Lahir sekitar 1925, Teuku Markam adalah keturunan Uleebalang (kepala daerah) Kesultanan Aceh. Ia pernah menjadi Letnan Satu di Koetaradja, bergabung dengan Tentara Rakyat Indonesia (TRI), dan bertempur di Medan Area.

Setelah kemerdekaan, Teuku Markam mendirikan PT Karkam (cikal bakal PT Berdikari), bergerak di bidang perdagangan, ekspor-impor, dan kepemilikan aset strategis seperti galangan kapal di berbagai kota. Ia dikenal dekat dengan Presiden Soekarno dan kerap disebut bagian dari “Kabinet Bayangan” Orde Lama.

Namun, nasibnya berubah drastis setelah Soeharto berkuasa pada 1966. Ia dituduh pro-Sukarno, diciduk tanpa pengadilan, dan dipenjara di berbagai tahanan selama delapan tahun.

Sebagian besar asetnya diambil alih pemerintah dan dialihkan menjadi modal negara di PT Berdikari (Persero).

Akibatnya, keluarga Teuku Markam sempat hidup terlunta-lunta.
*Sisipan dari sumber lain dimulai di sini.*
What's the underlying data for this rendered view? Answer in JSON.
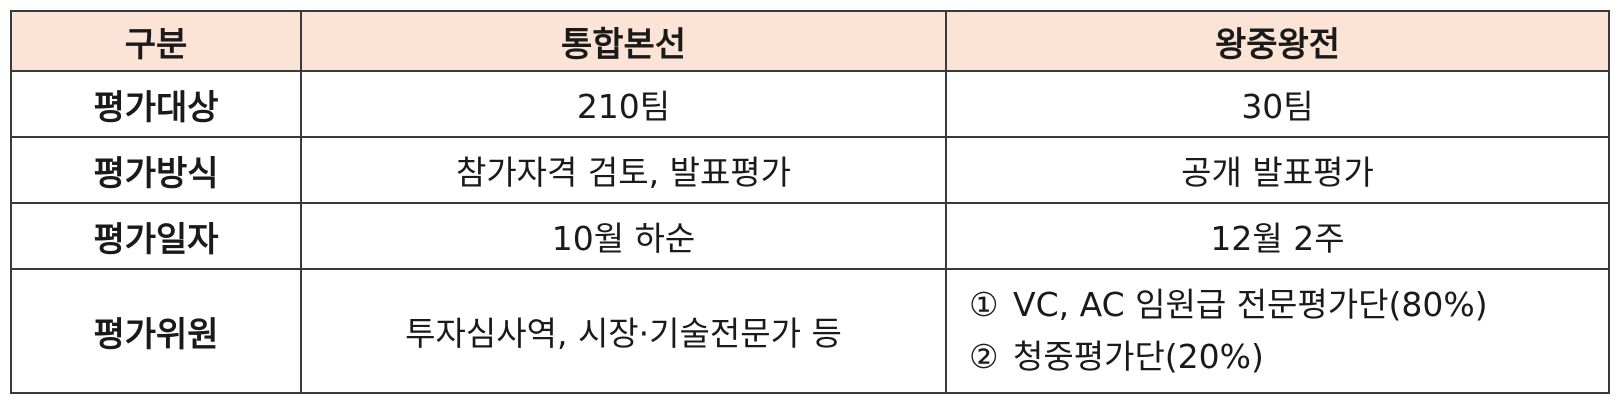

Ia dibebaskan pada 1974 setelah sakit bertahun-tahun di RSPAD Gatot Soebroto, dan meninggal pada 1985 di Jakarta akibat komplikasi penyakit.

Monas dan Kebesaran Indonesia di Mata Dunia

Pembangunan Monas berbarengan dengan pembangunan Tugu Selamat Datang, Gelora Bung Karno, dan Hotel Indonesia sebagai persiapan Asian Games IV tahun 1962.

Proyek-proyek ini menjadi simbol kebesaran Indonesia di panggung dunia, dengan Monas sebagai penanda kejayaan yang lahir dari gotong royong rakyat, termasuk sumbangan emas dari Teuku Markam.

Kini, emas di puncak Monas bukan hanya penambah kemegahan tugu, tetapi juga menjadi saksi bisu perjalanan sejarah bangsa dan kisah seorang saudagar Aceh yang pernah berjaya lalu jatuh miskin karena pusaran politik.

Sebagian Artikel ini telah tayang di Kompas.com dengan judul "dan pegadaian.co.id dengan judul "Emas Monas: Ini Asal & Besaran Berat Emasnya, Wajib Tahu!" 

Terangi negeri dengan literasi, satu buku bisa membuka ribuan mimpi. Lewat ekspedisi Kata ke Nyata, Kompas.com ingin membawa ribuan buku ke pelosok Indonesia. Bantu anak-anak membaca lebih banyak, bermimpi lebih tinggi. Ayo donasi via Kitabisa!